Holly, who didn’t drag Logan with her tonight, reaches over and puts her hand on my back, moving it around in circles. I called her last night, and she came right over. We ate Thai food and donuts, and commiserated about everything. About work . . . about Moriarty . . . about Henry.

It’s all been rather spirit crushing, but I’d say the whole Henry thing has made it that much worse.

“Well, then now you can date Henry,” Bree says, her lips pulled up conspiratorially.

“No way,” Alex says.

“But wasn’t that the problem? That he was her boss?” Bree says.

“Yes, but it doesn’t seem right that he should come running to her now,” Alex says. “What’s he sacrificing for her if he does that? It’s too easy.”

“Thank you, Alex,” I say.

Holly had said the same thing last night—not so definitively as Bree, but more as a question, asking me if I’d consider it.

“I’m not going to see Henry again,” I say, saying the same thing to everyone that I said to Holly last night. “I didn’t quit to be with him.”

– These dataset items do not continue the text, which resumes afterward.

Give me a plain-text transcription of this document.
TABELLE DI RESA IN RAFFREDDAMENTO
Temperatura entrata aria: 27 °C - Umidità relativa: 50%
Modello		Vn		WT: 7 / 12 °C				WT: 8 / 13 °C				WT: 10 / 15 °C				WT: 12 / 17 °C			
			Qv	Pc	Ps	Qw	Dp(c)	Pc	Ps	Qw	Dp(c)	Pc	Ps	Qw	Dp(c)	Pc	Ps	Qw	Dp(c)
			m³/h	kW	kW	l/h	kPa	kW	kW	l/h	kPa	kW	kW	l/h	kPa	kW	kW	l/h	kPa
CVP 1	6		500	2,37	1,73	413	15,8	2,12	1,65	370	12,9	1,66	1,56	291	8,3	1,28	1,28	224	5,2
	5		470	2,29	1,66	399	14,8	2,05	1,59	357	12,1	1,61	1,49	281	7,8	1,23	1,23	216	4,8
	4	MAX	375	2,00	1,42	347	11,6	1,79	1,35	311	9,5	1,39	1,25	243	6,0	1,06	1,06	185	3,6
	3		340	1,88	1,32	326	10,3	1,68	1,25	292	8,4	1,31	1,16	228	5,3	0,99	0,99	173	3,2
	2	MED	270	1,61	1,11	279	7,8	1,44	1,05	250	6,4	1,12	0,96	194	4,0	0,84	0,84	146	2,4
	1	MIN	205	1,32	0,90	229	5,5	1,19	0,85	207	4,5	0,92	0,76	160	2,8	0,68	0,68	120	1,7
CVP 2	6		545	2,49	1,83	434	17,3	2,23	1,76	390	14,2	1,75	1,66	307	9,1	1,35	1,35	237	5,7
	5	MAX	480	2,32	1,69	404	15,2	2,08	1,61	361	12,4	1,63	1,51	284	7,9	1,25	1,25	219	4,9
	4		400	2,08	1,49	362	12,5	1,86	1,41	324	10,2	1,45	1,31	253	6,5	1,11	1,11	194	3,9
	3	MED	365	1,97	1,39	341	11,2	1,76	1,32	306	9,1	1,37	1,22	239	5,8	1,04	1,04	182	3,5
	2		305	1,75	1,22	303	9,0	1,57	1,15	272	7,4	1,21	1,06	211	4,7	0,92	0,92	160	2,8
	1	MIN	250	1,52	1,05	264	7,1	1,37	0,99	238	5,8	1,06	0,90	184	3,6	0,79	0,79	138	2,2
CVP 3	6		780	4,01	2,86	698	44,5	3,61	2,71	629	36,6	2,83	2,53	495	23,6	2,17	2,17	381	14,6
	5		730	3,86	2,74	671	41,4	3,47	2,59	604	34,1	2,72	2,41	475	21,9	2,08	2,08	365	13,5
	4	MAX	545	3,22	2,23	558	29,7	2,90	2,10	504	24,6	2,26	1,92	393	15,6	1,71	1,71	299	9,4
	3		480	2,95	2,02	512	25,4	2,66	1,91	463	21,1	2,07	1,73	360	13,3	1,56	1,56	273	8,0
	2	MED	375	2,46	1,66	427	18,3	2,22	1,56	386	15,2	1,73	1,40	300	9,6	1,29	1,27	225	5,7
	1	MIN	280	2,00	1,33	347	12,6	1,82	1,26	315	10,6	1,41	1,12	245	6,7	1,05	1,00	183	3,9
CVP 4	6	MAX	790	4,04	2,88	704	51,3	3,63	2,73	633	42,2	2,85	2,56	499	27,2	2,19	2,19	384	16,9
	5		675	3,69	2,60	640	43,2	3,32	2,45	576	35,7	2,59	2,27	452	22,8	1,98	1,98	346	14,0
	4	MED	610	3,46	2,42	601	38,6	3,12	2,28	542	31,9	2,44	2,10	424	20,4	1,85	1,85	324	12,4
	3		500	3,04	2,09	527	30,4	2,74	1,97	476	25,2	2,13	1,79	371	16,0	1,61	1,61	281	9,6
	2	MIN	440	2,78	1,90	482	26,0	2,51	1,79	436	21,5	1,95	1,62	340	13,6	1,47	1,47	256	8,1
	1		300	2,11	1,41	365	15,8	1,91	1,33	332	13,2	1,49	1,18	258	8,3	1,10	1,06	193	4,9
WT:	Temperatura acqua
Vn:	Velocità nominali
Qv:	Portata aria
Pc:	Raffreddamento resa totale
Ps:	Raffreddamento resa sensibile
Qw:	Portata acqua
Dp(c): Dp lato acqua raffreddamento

I quit because I’d have been settling for a job that I now realize has been toxic. If Henry came running to me now, telling me that since I’ve quit, we can be together . . . well, that feels like settling too. I deserve more than that. I deserve someone who will fight for me. Who wants to be with me despite the possible consequences, not because things became so much easier for him. It took me twenty-seven years to start fighting for what I deserve. With my mom, with my job, and with my life. It feels right. I deserve to be happy, regardless of my pants size. I deserve to work in a place where I am treated with respect. I deserve to be with a man who wants me enough to face his fears, who’s willing to give us a real chance.

In Henry’s defense, he hasn’t called to try to talk me out of it or to ask if we have a chance. All I got from him is one text: I don’t want you to quit is all it said. I didn’t reply. It doesn’t matter what he wants now. I also didn’t delete his contact information. I’m not quite ready for that.